If you lived in the Mission along Bryant and 15th and 16th prior to 2005, as we did for many years before evacuating to SOMA, you might recall that magical odor emanating from the Hostess Cake / Wonder Bread factory at 1525 Bryant. Yeasty, jammy, and artificial. The youth-kissed scent was such a staple of the area that SF Weekly awarded the factory "Best Place to Be Fondly Reminded of Your S.F. Childhood" in 2003.

To wit:

"Like most urban areas, San Francisco offers some, uh, interesting scents to tickle our metropolitan noses. But one place produces a delightful odor that shocks us right back to our callow youth: the Wonder Bread/Hostess Bakery. Walking past the old brick factory near SOMA on a calm day, we can inhale deeply and catch that delicious synthetic-spongecake-ribbon-of-raspberry-jam-soft-creamy-center waft of a bygone era. It brings us back to our junior high school cafeteria, where the only respite from pre-pubescent politicking was the sweet treat in the bottom of our lunch bag. At the Wonder Bread/Hostess Bakery, the kitchen still makes Ding Dongs, Twinkies, and other pastry-ish delectables. Sure, they're processed to within an inch of edibility and full of (insert disease here)-causing chemicals, but they're also mighty tasty. As adults, we're supposed to practice self-control by not shoving Ho Hos into our mouths by the fistful. Fortunately, the passing aroma of those treats lets us imagine a time when that was not only acceptable, but expected."

Sadly, the plant closed in 2005 due to bankruptcy by Hostess Brands, which also resulted in the shutdown of the then 49-year-old Parisian San Francisco bakery on Evans Avenue in Bayview. Both factory closures forced an estimated 800 people out of jobs. Today, the much missed junk food factory is a now U-Haul storage facility, a place where people can store their stuff—their tasteless, useless, creamy-filling-free stuff.
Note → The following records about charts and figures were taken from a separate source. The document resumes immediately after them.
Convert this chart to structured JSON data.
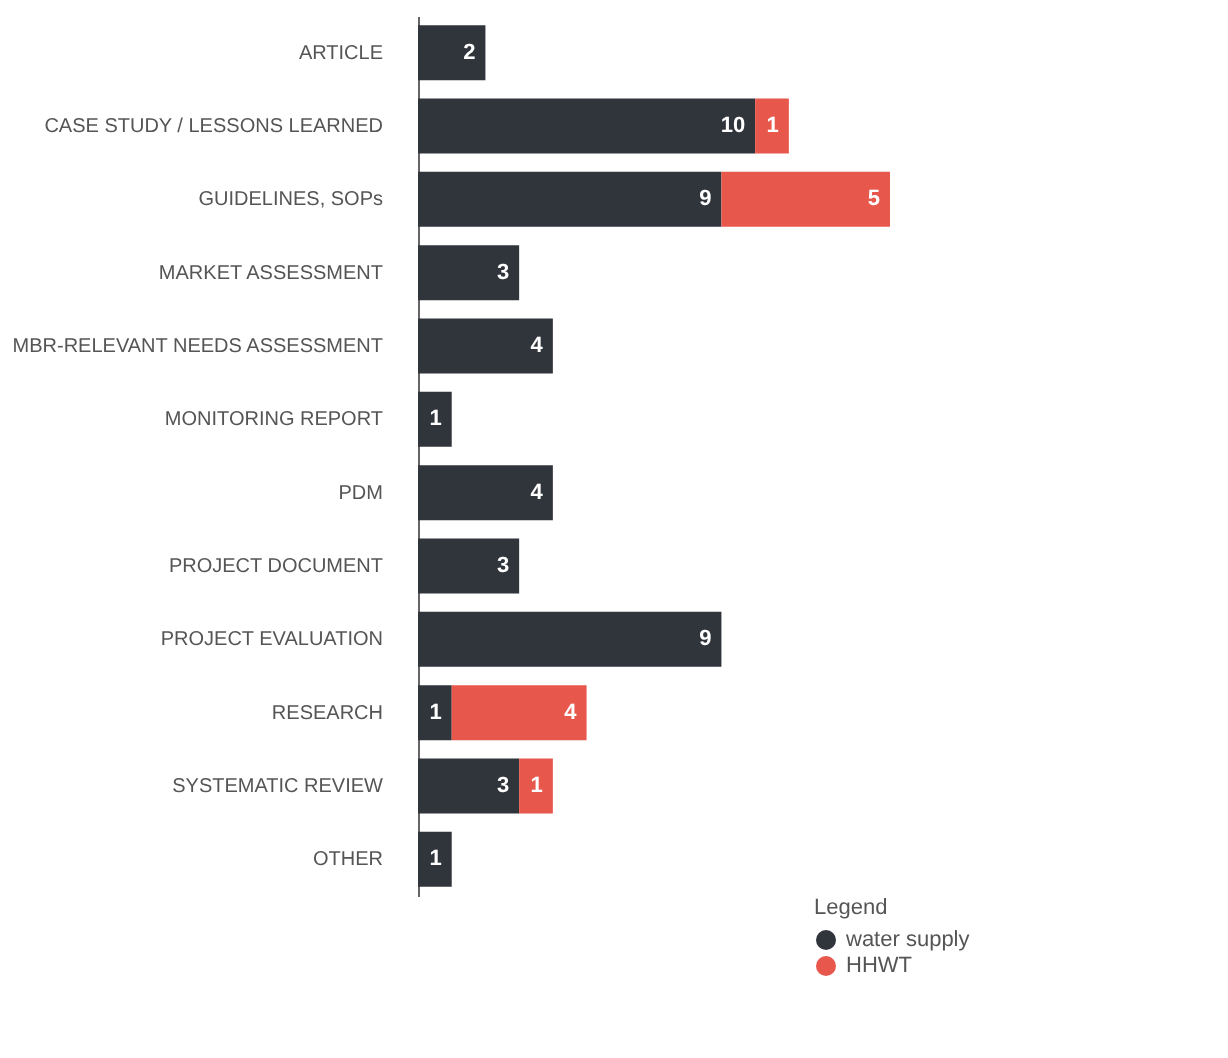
{
  "chart_data": {
    "type": "bar",
    "orientation": "horizontal",
    "stacked": true,
    "data_labels": true,
    "legend": "bottom right",
    "legend_title": "Legend",
    "categories": [
      "ARTICLE",
      "CASE STUDY / LESSONS LEARNED",
      "GUIDELINES, SOPs",
      "MARKET ASSESSMENT",
      "MBR-RELEVANT NEEDS ASSESSMENT",
      "MONITORING REPORT",
      "PDM",
      "PROJECT DOCUMENT",
      "PROJECT EVALUATION",
      "RESEARCH",
      "SYSTEMATIC REVIEW",
      "OTHER"
    ],
    "series": [
      {
        "name": "water supply",
        "color": "#30343b",
        "values": [
          2,
          10,
          9,
          3,
          4,
          1,
          4,
          3,
          9,
          1,
          3,
          1
        ]
      },
      {
        "name": "HHWT",
        "color": "#e8574c",
        "values": [
          null,
          1,
          5,
          null,
          null,
          null,
          null,
          null,
          null,
          4,
          1,
          null
        ]
      }
    ]
  }
}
Hostess Brands, purveyors of Twinkies and Wonder Bread, went to U.S. Bankruptcy Court this morning to ask permission to end business, strike over a contract—one that, according to Gothamist, "would have forced workers to accept reduced pension benefits, outsourced deliveries, an 8% pay cut and other changes." Hostess brands, such as Dolly Madison, Drake's, and Butternut, will probably be sold and most of the company employees will lose their jobs.